Data Hygiene : Making the case for the right amount of clean data

Published By : SiliconANGLE

How much Big Data is enough? Many people are under the impression that the more data you have, the more accurate your analysis will be. Rather than basing research off a small sample population, why not study the entire population? Many analysts who work with big data are now saying this is a false assumption. At some point, it does not matter how much more data you have. Moreover, the quality of the resulting knowledge you glean from analyzing Big Data is less dependent on the quantity of data and more the result of sound analytic processes.

Rather than spending time amassing as much data as possible, discerning data analysts are looking for clean data, which is data that has been purged of inaccuracies and vetted for authenticity. With Big Data, cleansing becomes a larger problem, and the more data you have, the bigger your mess can become. Therefore, it is better to start with a clean approach to gathering the data rather than haphazardly mining any and all data, only to have to sort through it later.

Predictive analysis can play a big role in ensuring that data gathering methods will produce clean data. Someone with skills in soft data science can determine the most reliable variables that will strengthen a data model. It would therefore be shortsighted to suggest that a computer system, even a current generation artificial intelligence, can take the place of a good analyst who can start with clean data rather than having to cleanse data as an afterthought.

Data is always messy


Fractal Analytics founder and CEO Srikanth Velamakanni agrees that it is possible to have too much data but also maintains that working with samples is “always risky”. Regarding data hygiene he said, “Data is always messy. Everybody has messy data. Having said that, we’ve never considered this a problem performing analytics and getting results. You can always get enough from it that it’s useful. If you’re digging for gas, you don’t mind the more expensive process because the value of the gas you finally get to.”

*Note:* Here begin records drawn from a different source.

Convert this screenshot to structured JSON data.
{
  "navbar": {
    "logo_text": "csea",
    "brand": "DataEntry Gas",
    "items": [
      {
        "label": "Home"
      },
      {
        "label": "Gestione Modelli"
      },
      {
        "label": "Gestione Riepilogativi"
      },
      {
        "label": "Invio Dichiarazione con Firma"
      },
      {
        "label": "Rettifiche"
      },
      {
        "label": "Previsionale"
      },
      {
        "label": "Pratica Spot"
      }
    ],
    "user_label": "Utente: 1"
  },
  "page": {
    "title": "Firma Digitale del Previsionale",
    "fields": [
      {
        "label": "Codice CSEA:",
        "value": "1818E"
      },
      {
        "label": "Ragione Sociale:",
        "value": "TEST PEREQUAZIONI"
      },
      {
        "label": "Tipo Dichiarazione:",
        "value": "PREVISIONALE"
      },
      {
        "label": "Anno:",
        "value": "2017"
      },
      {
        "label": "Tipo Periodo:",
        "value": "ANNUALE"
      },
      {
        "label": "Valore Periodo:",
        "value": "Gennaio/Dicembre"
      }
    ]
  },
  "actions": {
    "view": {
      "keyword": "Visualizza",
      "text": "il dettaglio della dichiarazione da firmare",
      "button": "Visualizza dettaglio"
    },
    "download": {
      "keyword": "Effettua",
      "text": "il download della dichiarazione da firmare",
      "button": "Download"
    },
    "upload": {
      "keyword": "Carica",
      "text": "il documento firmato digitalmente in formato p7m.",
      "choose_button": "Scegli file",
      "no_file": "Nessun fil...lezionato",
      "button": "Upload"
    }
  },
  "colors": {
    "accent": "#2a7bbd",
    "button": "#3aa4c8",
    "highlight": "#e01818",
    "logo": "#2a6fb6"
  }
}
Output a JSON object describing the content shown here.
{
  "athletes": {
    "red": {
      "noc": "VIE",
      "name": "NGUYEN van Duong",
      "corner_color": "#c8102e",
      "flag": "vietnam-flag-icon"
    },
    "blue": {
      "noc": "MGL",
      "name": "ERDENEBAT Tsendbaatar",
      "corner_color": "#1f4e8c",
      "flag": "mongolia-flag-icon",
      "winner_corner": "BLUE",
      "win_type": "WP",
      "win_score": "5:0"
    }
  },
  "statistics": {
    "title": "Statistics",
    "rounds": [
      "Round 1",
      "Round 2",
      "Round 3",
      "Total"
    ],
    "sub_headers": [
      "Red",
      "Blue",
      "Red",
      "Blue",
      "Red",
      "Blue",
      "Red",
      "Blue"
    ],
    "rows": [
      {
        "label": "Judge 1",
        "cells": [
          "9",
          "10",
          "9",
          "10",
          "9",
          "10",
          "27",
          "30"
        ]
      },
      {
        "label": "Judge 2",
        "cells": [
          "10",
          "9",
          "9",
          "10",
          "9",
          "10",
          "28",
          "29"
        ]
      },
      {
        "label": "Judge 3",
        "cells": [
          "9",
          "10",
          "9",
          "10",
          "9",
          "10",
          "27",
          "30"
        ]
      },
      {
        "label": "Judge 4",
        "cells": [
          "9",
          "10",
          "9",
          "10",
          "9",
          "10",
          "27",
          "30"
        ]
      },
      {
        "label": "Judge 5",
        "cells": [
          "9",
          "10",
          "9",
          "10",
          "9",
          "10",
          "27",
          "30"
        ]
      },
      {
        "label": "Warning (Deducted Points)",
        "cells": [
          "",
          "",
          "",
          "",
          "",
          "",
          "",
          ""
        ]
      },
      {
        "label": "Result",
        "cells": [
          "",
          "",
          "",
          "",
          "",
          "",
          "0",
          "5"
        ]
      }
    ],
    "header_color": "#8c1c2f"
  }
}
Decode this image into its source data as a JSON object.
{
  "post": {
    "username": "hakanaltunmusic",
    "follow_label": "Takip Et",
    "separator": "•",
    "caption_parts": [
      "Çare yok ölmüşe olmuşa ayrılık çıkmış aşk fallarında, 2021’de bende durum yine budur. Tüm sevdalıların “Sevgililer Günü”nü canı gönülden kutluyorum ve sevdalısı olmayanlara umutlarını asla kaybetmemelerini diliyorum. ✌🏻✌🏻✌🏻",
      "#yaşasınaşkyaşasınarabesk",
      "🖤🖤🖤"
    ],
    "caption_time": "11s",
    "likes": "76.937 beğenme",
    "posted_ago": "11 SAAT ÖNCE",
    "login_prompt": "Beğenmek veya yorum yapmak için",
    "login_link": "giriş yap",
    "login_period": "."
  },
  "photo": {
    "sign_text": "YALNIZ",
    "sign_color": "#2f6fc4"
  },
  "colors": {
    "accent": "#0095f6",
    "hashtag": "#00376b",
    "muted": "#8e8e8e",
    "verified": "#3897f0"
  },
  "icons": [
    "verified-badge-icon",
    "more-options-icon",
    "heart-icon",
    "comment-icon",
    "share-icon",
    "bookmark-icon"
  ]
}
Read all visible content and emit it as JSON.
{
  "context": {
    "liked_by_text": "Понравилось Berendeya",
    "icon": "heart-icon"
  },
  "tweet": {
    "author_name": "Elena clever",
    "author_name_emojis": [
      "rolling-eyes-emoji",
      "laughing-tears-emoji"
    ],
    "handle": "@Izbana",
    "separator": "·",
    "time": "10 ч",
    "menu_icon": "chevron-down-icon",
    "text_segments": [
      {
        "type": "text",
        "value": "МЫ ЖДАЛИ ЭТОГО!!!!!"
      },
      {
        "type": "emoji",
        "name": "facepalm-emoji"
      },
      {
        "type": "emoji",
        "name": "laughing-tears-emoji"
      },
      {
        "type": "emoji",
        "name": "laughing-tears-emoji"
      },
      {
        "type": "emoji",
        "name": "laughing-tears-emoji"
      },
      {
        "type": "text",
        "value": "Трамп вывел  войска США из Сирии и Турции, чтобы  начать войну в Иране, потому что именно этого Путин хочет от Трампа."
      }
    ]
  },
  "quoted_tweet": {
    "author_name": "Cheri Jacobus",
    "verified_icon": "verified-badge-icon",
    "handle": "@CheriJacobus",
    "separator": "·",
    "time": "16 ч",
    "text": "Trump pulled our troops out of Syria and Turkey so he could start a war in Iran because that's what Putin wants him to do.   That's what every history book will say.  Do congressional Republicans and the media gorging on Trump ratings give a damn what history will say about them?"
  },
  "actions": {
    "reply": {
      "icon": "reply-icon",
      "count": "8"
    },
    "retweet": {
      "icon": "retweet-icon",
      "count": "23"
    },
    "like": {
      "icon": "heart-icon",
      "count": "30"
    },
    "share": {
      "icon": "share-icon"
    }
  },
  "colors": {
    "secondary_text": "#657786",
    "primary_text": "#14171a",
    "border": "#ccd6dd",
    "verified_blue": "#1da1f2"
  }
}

Ultimately, Velamakanni explains, you must find a balance between the two. You do not want to work with old data from ten years ago if you know it is no longer relevant to your research. At the same time, you do not want to ignore current data because it is larger than a traditional sample size. Quality Big Data analytics is found somewhere between the extremes.

Another risk data analysts take with big data is attempting to quantify human behavior. After all, business always deals with human behavior on some level, whether it is with customers in a retail environment or prisoners in a correctional facility. You can amass quite a bit of quantitative data about people but still not have a true understanding of why they are doing what they do or the circumstances surrounding their actions. Many businesses still gather plenty of qualitative data about customers and their opinions. That may take the form of interviews, focus groups and other softer approaches to gathering data. This can actually help them fine tune their quantitative predictive analysis.

Big Data is not going away, but as organizations actually start to sift through their mountains of information, they will soon find that much of it is not what they actually need. They will need to make better decisions regarding how to gather clean data, and there may be an opening in the Big Data market for vendors and service providers that can help businesses do just that. How much Big Data is enough? The answer may be in the data itself.